According to Colliers, office investment transactions above HKD100 million totalled HKD8.7 billion in Q1, down 21% quarter-on-quarter from a high base in Q4 2025. Activity was concentrated in several mega-sized office deals, including acquisitions by JD Property and City University of Hong Kong, highlighting continued end-user interest in the sector.
The consultancy said the hotel and serviced apartment segment outperformed during the quarter, with Q1 transaction value reaching around 80% of total full-year 2025 volumes, underscoring strong investor appetite for accommodation assets.
Retail investment also recorded modest quarter-on-quarter growth, driven by acquisitions from two Chinese restaurant groups purchasing retail podium space, Colliers said.
Looking ahead, Colliers expects the office and accommodation sectors to remain the key drivers of Hong Kong’s investment market.

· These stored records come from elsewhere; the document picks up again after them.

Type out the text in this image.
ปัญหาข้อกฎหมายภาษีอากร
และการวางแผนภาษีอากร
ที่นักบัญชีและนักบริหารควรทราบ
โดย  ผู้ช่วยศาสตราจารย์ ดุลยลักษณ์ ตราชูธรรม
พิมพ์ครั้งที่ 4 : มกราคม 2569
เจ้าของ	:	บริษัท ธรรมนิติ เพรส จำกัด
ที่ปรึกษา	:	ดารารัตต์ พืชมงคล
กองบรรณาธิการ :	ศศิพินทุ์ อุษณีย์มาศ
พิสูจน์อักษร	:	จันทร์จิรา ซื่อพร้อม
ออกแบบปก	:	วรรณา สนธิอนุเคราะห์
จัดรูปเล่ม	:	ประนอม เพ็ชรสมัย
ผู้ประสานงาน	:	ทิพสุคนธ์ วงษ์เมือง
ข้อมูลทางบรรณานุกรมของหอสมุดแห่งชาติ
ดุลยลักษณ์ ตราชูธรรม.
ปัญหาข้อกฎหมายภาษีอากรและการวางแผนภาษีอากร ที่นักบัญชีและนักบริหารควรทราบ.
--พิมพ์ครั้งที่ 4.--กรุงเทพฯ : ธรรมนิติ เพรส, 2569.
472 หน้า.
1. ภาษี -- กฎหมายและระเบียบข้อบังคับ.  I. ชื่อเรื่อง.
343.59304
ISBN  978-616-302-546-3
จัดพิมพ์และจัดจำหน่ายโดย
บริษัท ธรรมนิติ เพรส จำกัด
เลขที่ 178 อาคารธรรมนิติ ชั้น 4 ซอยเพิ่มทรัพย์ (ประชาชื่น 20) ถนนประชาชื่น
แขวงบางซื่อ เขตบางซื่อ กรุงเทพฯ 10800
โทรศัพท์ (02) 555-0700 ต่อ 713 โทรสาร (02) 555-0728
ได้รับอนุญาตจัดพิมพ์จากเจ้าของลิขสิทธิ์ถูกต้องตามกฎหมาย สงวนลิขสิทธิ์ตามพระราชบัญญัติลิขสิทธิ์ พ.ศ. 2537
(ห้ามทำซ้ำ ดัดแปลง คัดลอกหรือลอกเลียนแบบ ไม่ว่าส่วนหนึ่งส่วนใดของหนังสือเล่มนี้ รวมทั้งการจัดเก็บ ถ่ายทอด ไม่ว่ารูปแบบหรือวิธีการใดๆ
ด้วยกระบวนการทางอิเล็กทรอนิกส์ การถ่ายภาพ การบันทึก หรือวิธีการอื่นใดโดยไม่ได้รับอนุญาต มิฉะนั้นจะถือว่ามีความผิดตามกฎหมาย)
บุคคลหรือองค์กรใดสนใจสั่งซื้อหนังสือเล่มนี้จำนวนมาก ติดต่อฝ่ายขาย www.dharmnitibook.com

The agency noted that office assets continue to trade at deep valuation discounts, creating attractive entry opportunities for end-users as prime rents show early signs of stabilisation.
Meanwhile, accommodation assets are increasingly viewed as a defensive value-add strategy, particularly among investors seeking exposure to policy-supported education growth.
Colliers added that despite ongoing geopolitical tensions in the Middle East, investor sentiment toward Hong Kong has become more constructive, with the city increasingly perceived as a safe-haven market offering pricing with a margin of safety. The consultancy said lower HIBOR levels, trending toward 2%, together with renewed capital inflows, are supporting stronger demand for stabilised, income-yielding assets.